For
homework #2, I used Python to compute the joint,
conditional, and marginal distributions of the given forecast and
observations. I will now attempt a short crash course in Python and how
it may be used to solve the problems presented in the assignment.
Python Makes Programming... FUN!
Python Script
./mypythonscript.py) rather than running the script by "python mypythonscript.py".
With Python there are many different libraries or modules that you may import, many of which come standard. The major package that I use in this example (and in nearly all of my work) is NumPy. NumPy is an excellent package for scientific computing, and in particular for working with arrays. To import a module, you simply type "import" and then the module name. Here, you have the option to import the module as a different name, which is quite helpful if the module name is very long, such that you do not have to retype it later on when you call a function or an instance from it later on.
Example:
This is what I have at the very top of my script. While it is not necessary to import all of your required modules at the top of your code (you can do it anywhere really), I find it to be good practice.
#!/usr/bin/env python
import numpy as np
Example:
This is the section of my code where I was reading in the observed and forecasted temperatures from the provided csv file.
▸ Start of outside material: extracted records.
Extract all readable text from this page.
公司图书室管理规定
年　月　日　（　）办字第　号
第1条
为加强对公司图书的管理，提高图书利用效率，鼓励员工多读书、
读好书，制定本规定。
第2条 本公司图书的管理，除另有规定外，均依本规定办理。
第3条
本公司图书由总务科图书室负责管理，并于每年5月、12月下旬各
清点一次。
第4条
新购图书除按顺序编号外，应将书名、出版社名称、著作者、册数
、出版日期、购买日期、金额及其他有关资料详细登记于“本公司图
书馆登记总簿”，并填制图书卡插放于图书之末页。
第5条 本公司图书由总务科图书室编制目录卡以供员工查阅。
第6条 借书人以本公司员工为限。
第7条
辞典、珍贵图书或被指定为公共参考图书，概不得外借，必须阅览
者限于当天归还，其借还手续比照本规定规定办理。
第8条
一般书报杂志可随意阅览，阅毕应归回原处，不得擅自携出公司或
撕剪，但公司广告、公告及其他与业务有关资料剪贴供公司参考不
Here, I am going to read in the csv file (it's comma delimited, so delimeter=','), and since the first row is simply the column headers, I would like to skip that (skiprows=1). Since the observed temperature are in column 3 and the forecasted temperatures in column 6, those are two columns I would like to read in. With the usecols argument, I can do this. Unlike the skiprows specification though, you must remember that 0 (zero) is an index, and here would represent the first column. Thus, specifying 2 and 5 would refer to columns 3 and 6, respectively. Lastly, I set unpack to True such that I can assign column 3 to the obs array and column 5 to the fcst array. As a final consideration, it is always good practice to close the file that you opened once you are done with it.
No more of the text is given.